Though an avid reader of newspapers, Harrington studiously avoids articles about himself he’s done so since age 18, according to Tadhg, who adds that friends and relatives are warned not to discuss such items in his presence.

”I actually laugh at some of the things written about him,” said Tadhg. “Padraig doesn’t tinker too much with his swing. He doesn’t put himself under undue pressure or think too much or any of that other rubbish. In fact, he’s happier and more confident (with his game) now than ever before.

He insisted his brother’s insatiable appetite for work and his desire to explore every potential avenue for improvement, “is the poison which has made Padraig great.
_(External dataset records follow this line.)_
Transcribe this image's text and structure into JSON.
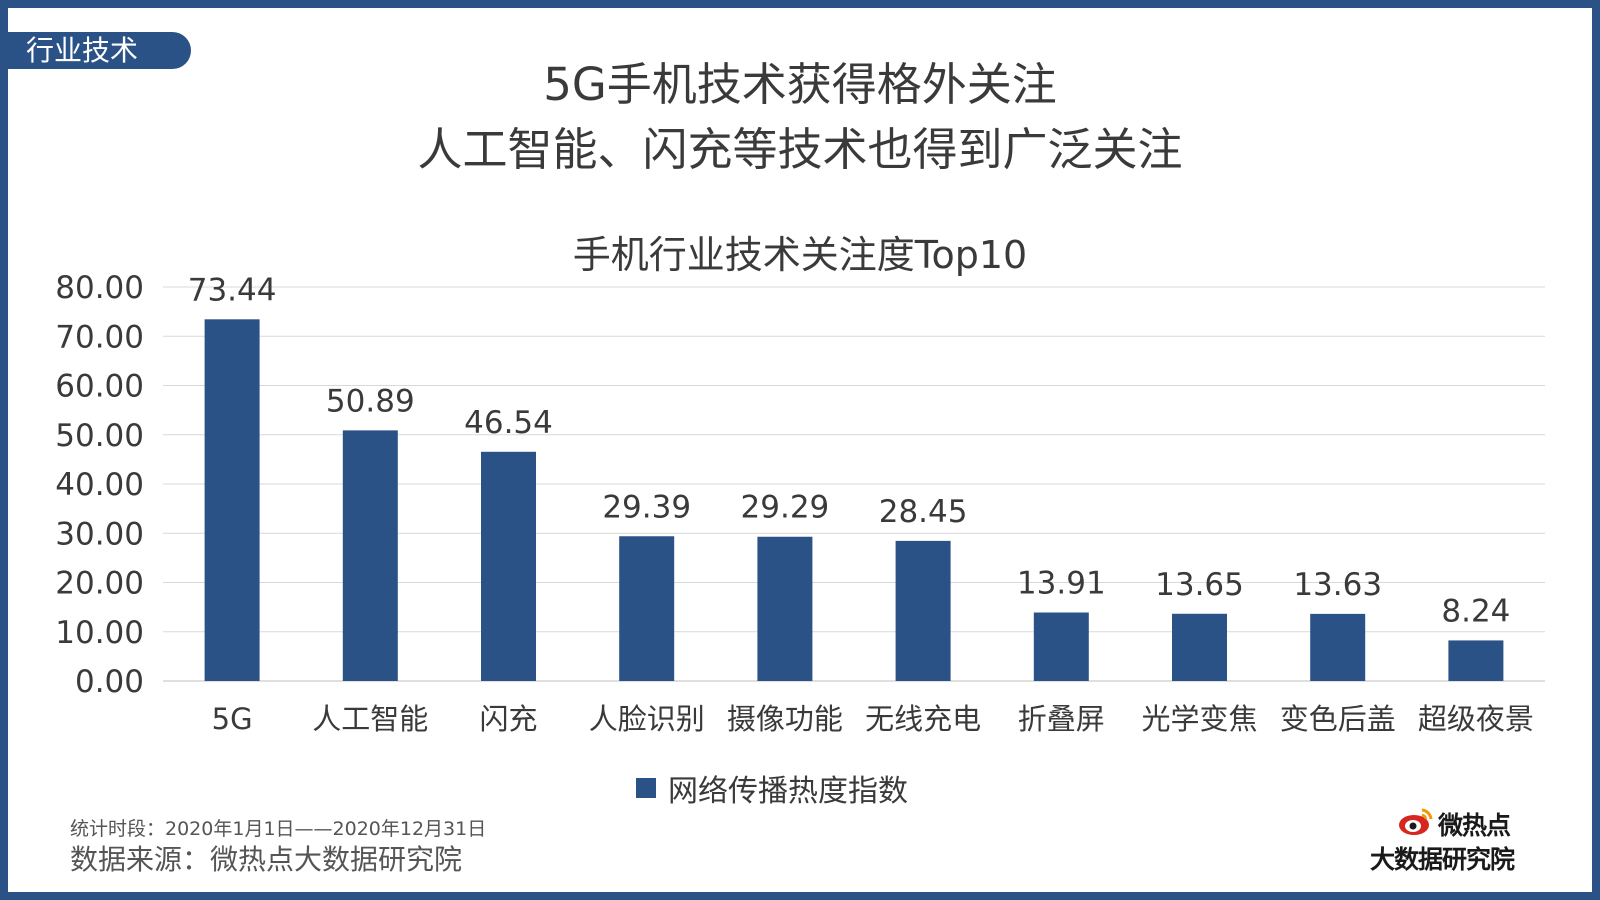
{
  "section_tag": "行业技术",
  "headline": {
    "line1": "5G手机技术获得格外关注",
    "line2": "人工智能、闪充等技术也得到广泛关注"
  },
  "colors": {
    "frame": "#2b5287",
    "bar": "#2b5287",
    "grid": "#d9d9d9",
    "text": "#3a3a3a"
  },
  "chart_data": {
    "type": "bar",
    "title": "手机行业技术关注度Top10",
    "categories": [
      "5G",
      "人工智能",
      "闪充",
      "人脸识别",
      "摄像功能",
      "无线充电",
      "折叠屏",
      "光学变焦",
      "变色后盖",
      "超级夜景"
    ],
    "series": [
      {
        "name": "网络传播热度指数",
        "values": [
          73.44,
          50.89,
          46.54,
          29.39,
          29.29,
          28.45,
          13.91,
          13.65,
          13.63,
          8.24
        ],
        "labels": [
          "73.44",
          "50.89",
          "46.54",
          "29.39",
          "29.29",
          "28.45",
          "13.91",
          "13.65",
          "13.63",
          "8.24"
        ]
      }
    ],
    "ylim": [
      0,
      80
    ],
    "yticks": [
      "0.00",
      "10.00",
      "20.00",
      "30.00",
      "40.00",
      "50.00",
      "60.00",
      "70.00",
      "80.00"
    ],
    "grid": true,
    "legend_position": "bottom"
  },
  "footnote": {
    "period": "统计时段：2020年1月1日——2020年12月31日",
    "source": "数据来源：微热点大数据研究院"
  },
  "logo": {
    "brand": "微热点",
    "institute": "大数据研究院",
    "icon": "weibo-eye-icon"
  }
}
“Nobody complained when he won three Majors in 13 months yet everyone’s sounding off because he hasn’t won in more than a year,” Tadhg went on.

“But I’m telling you now, Padraig is the most confident person in the world that he’s doing the all the correct things to put himself in a position to win the next Major.

“Even if he never wins another tournament, he’s so confident in what he’s doing it’s almost frightening to see it at first hand.”

Few are better equipped temperamentally to accept Dr Rotella’s proposition that golf itself “is not a game of perfect” but if that refractometer helps Harrington stay fit and fresh to face the ravages of the back nine on Sunday at the Majors, then it’s every bit as important as his wedge or putter.